For those who think my grammar has gone sour, the post title here is a quote by the Cheshire Cat character in the book, “Alice in Wonderland.” (The topic in this week’s Without a Net creativity class was Curiosity.) The pheasant above seems to be gazing into a looking glass, so we seem to be headed down a Lewis Carroll rabbit hole.

I found the following quote in Scientific American, adapted from Wired to Create: Unraveling the Mysteries of the Creative Mind, by Scott Barry Kaufman and Carolyn Gregoire, from studies at Harvard.

“Openness to experience is absolutely essential to creativity. Those who are high in openness tend to be imaginative, curious, perceptive, creative, artistic, thoughtful and intellectual. They are driven to explore their own inner worlds of ideas, emotions, sensations, and fantasies and, outwardly, to constantly seek out and attempt to make meaning of new information in their environment… Findings suggest the drive for exploration, in its many forms, may be the single most important personal factorpredicting creative achievement.”

This is a pretty significant statement, and not surprising to those who’ve worked in creative fields or who surround themselves with creative people (though I think everyone is a creative, whether dormant or in bloom.)

Centering exercise

We did a breathing exercise in which we paused at the end of the exhale. We listened to the silence and calm, and then were asked to be curious about where the inhale came from. It takes a bit of concentration.  A few people pinpointed a physical place in the body as the origin of breath, and others noticed a feeling of need that propelled the inhalation. We noticed how being curious helped concentrate our focus and thus turn inward quicker.


My talk about curiosity was simple; I listed all the qualities I could think of that go along with being curious.

  1. It requires open-mindedness, a willingness to see things differently.
  2. Humility goes with curiosity. We have to suspend the idea that we have all the answers, and have to be willing to wrong.
  3. Curiosity about others requires and expands empathy. If I want to know more I have to change my small idea of how life is supposed to be lived.
  4. I’d have to have curiosity to have equanimity. I’d be weighed down by strong judgment if I stopped questioning.
  5. Curiosity brings me to the present moment. That’s where the answers are. I can’t be satisfied with past assumptions or patterns.
  6. Introspection and outer exploration is risky. I have to find courage to embrace the unpredictable.

All of this courageous inquisitiveness calls for a detachment from knowledge. It demands that I be more in touch with a receptive response to the moment. Curiosity is a great word for being “without a net.”

Last week we talked about Risk. If my curiosity is strong enough, I’ll be willing to take risks.

Card Game

Our Without a Net Card exercise for the week involved asking questions about a particular painting. We chose the pheasant in the fancy frame. Here are some of the creative and curious questions that the group came up with.

Is the bird showing off?

What’s he looking at?

Is the bird looking at the past or the future?

Is the bird so close to the picture he sees in gray instead of the real colors?
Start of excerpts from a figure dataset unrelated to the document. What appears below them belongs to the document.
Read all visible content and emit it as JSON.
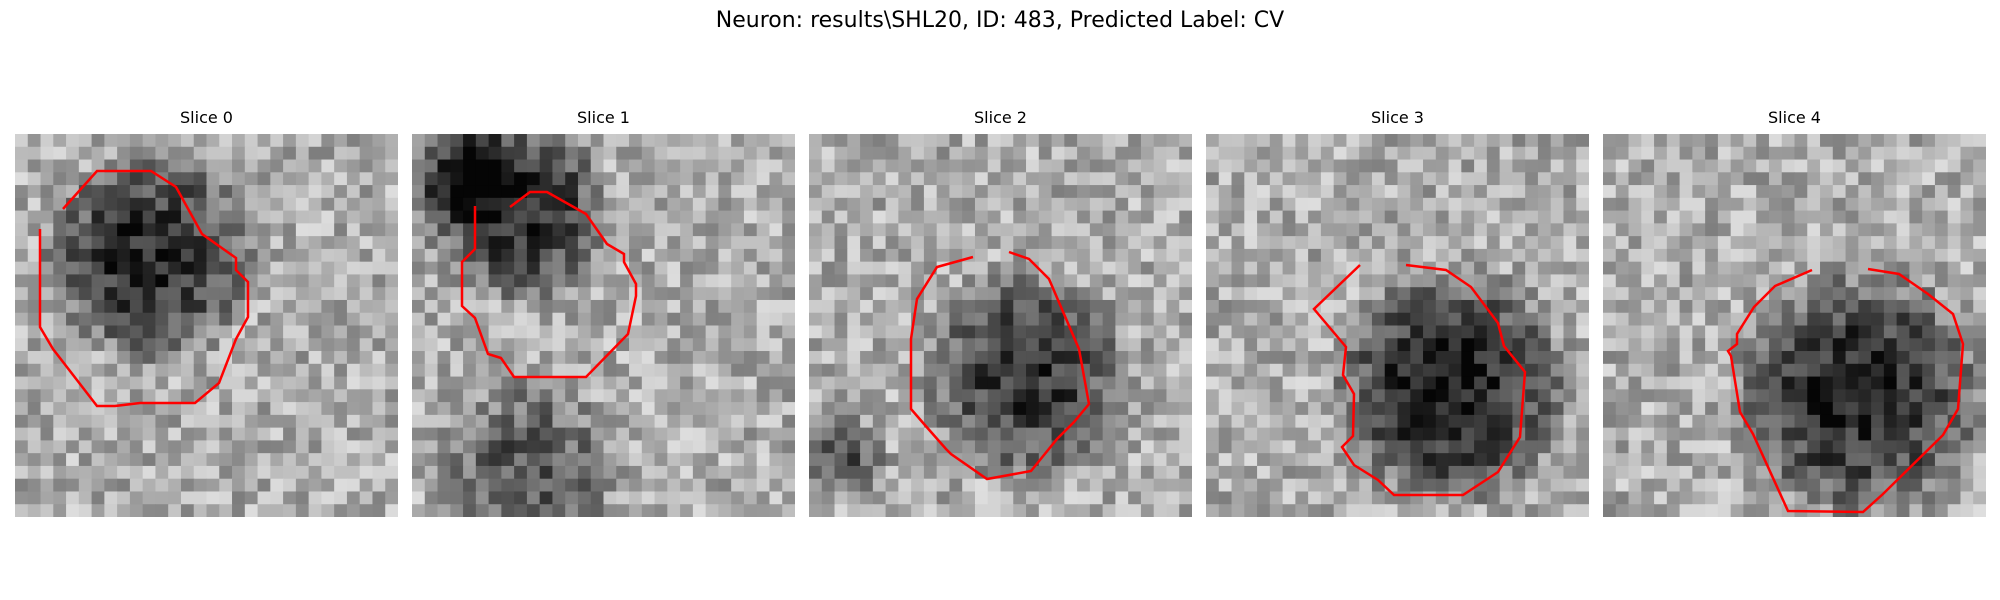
{
  "figure": {
    "title": "Neuron: results\\SHL20, ID: 483, Predicted Label: CV"
  },
  "panels": [
    {
      "title": "Slice 0",
      "image": "grayscale-microscopy-slice-0",
      "contour_color": "#ff0000"
    },
    {
      "title": "Slice 1",
      "image": "grayscale-microscopy-slice-1",
      "contour_color": "#ff0000"
    },
    {
      "title": "Slice 2",
      "image": "grayscale-microscopy-slice-2",
      "contour_color": "#ff0000"
    },
    {
      "title": "Slice 3",
      "image": "grayscale-microscopy-slice-3",
      "contour_color": "#ff0000"
    },
    {
      "title": "Slice 4",
      "image": "grayscale-microscopy-slice-4",
      "contour_color": "#ff0000"
    }
  ]
}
What kind of road is the bird traveling?

Why is the frame ornate?

Is the bird going home to the black and white scene?

Why doesn’t the bird go fly around?

What is the bird’s name?

What time period is this?

Is the bird desperate?

I’ve offered this exercise before in my workshops, a practice that concentrates and deepens observation of an object. The part people seem to enjoy the most is when they hear the interesting questions of others. Very few people ask the same questions. Hearing what others wonder about enlarges our sense of possibility. Curiosity builds on itself.


We played with watercolor, only with the intention of exploring the capabilities of the medium. There were no skills taught or images to replicate—just an instruction to discover what watercolors do. I’m a proponent of letting water flow and drip and do its thing rather than trying to control it, like you’re filling in an image in a coloring book. In addition to the paint, we used salt, plastic wrap, rubbing alcohol, crayons, sponges, to achieve different affects. It’s always fascinating to see that with the same assignment each person has a wildly different way of going about the task. We saw again how we’re all curious in a different way. The consensus was that goofing around is fun, and we all became more interested in how good watercolor artists make it work well. I posted examples of our investigations on my personal blog.